Dans sa haine clairvoyante, Ludovic le More l’avait bien compris. De là, ses instances pour décider Isabelle à fuir. Pour ne l’avoir pas écouté, parce que trop souvent ses conseils l’avaient perdue, croyant qu’il ne plaidait encore que sa cause, lorsqu’il plaidait, en réalité, la cause de tous les Sforza, la pauvre princesse voyait s’évanouir son dernier espoir. Son fils, à la Cour de France, n’était point malheureux.
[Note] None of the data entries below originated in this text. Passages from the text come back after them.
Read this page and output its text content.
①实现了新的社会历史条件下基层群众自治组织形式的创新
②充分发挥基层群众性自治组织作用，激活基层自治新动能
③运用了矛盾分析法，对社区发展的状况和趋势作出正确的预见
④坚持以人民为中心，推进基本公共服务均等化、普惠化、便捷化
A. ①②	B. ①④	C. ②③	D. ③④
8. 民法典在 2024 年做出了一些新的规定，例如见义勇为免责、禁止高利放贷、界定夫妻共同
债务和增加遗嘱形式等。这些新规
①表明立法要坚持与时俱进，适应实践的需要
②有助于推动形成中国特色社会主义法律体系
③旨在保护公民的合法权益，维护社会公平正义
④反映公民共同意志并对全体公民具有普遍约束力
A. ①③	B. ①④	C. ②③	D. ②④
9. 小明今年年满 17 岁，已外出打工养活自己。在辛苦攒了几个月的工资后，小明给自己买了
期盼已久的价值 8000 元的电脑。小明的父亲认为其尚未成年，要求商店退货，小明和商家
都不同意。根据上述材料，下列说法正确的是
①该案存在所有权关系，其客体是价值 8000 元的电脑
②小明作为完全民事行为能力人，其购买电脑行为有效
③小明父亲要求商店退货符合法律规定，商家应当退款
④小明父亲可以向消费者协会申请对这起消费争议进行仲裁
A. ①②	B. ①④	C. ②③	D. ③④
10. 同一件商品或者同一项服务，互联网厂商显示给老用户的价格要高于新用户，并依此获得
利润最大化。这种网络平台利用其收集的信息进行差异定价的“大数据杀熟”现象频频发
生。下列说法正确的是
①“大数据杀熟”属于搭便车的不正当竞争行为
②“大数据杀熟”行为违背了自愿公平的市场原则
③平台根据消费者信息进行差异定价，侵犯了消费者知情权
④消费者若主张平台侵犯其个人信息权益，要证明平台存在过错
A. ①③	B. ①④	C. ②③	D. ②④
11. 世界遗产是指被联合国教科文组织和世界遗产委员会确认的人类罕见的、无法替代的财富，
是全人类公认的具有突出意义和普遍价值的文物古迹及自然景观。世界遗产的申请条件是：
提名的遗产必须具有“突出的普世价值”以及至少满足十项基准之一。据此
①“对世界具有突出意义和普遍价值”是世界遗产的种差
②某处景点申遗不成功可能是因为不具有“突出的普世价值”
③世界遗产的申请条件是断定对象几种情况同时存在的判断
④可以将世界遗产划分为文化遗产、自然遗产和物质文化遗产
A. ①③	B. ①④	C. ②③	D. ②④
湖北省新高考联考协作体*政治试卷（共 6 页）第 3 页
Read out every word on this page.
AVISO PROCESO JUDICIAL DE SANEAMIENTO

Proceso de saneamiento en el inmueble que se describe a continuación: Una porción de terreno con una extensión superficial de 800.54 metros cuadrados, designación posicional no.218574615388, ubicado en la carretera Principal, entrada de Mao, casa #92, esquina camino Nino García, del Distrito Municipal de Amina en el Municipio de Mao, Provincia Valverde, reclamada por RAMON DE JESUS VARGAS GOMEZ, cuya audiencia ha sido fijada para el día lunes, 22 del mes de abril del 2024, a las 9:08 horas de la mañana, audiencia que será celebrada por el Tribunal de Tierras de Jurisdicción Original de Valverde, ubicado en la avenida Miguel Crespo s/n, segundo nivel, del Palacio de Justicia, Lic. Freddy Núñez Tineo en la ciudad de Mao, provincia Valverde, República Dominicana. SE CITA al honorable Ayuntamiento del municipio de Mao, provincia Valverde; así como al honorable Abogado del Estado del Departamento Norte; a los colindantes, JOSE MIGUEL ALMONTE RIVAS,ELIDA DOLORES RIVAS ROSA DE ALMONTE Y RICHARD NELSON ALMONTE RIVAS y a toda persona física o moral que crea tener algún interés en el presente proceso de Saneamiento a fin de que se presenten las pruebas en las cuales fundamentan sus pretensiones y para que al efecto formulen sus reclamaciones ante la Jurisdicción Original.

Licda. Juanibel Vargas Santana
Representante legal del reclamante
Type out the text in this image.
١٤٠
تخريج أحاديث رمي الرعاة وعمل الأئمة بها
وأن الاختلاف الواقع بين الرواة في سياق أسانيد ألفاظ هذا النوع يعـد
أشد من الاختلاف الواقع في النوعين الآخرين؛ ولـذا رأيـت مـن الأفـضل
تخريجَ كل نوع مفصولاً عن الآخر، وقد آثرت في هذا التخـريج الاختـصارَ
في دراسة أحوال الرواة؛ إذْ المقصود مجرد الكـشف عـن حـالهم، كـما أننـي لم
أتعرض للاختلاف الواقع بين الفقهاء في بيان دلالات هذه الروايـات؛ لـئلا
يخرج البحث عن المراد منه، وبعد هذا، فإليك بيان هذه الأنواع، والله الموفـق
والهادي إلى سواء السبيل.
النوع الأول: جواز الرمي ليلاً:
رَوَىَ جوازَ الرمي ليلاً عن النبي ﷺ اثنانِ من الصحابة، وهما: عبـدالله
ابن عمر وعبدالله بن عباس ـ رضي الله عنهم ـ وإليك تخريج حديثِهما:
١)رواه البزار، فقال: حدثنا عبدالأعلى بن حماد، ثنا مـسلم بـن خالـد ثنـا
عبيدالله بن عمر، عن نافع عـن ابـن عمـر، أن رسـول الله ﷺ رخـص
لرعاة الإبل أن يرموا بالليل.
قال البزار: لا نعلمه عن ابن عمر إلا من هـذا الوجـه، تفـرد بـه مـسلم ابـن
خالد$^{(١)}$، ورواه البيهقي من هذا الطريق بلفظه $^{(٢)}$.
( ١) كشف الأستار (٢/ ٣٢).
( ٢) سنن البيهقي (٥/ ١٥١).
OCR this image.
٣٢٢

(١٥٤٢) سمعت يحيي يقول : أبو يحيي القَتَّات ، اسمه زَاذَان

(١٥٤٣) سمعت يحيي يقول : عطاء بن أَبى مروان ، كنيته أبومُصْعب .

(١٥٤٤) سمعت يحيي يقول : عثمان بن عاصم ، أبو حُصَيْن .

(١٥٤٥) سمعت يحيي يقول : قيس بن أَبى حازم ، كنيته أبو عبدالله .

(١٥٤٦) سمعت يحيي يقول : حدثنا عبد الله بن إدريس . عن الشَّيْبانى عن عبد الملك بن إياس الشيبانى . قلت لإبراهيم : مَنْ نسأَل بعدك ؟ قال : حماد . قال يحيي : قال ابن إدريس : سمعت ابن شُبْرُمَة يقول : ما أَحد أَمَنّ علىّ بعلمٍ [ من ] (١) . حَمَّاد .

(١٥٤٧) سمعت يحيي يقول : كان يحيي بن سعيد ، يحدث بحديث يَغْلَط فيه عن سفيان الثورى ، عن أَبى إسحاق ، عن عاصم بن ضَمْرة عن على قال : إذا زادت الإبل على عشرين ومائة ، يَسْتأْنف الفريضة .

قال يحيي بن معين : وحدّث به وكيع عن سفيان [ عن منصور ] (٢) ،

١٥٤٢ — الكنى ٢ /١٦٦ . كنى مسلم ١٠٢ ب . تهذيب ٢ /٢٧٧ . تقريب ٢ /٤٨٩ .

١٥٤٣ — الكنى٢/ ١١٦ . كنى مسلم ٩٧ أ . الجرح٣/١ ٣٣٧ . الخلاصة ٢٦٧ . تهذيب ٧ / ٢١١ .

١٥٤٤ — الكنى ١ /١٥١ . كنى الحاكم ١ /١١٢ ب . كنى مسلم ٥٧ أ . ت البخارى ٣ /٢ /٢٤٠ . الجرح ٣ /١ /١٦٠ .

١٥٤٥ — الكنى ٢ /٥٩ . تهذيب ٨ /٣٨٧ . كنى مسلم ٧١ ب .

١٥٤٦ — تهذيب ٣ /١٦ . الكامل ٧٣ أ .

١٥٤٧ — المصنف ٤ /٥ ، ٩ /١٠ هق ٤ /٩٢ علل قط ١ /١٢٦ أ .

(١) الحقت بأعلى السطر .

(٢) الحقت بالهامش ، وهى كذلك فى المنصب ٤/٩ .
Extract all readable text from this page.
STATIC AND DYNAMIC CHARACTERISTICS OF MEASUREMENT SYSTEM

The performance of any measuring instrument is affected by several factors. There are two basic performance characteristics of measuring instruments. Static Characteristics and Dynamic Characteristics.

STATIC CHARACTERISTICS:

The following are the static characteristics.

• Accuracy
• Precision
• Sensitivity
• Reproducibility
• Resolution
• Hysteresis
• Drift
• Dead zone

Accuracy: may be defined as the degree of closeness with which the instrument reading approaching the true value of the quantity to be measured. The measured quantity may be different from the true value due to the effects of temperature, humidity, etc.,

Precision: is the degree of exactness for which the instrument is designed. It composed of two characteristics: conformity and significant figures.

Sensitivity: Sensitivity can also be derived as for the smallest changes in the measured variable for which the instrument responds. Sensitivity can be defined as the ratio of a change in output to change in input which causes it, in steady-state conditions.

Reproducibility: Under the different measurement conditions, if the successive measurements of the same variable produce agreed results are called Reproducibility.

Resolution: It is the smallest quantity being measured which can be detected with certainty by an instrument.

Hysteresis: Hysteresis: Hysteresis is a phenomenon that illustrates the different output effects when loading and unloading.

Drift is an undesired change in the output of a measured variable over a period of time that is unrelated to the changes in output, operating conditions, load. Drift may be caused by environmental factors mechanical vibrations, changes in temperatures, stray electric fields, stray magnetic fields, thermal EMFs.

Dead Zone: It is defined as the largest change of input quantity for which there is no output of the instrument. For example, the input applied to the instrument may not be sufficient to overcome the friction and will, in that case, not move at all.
On le traitait comme un petit prince ; il avait des chiens, des chevaux et des faucons, comme en avait eu son père, et ses faucons ses chiens et ses chevaux lui faisaient oublier, comme à son père, les devoirs de son nom. Mais il n’y avait guère de chances pour qu’on le revît jamais au milieu de son peuple. On revenait d’une prison d’Italie. Revenait-on jamais d’un palais de France ?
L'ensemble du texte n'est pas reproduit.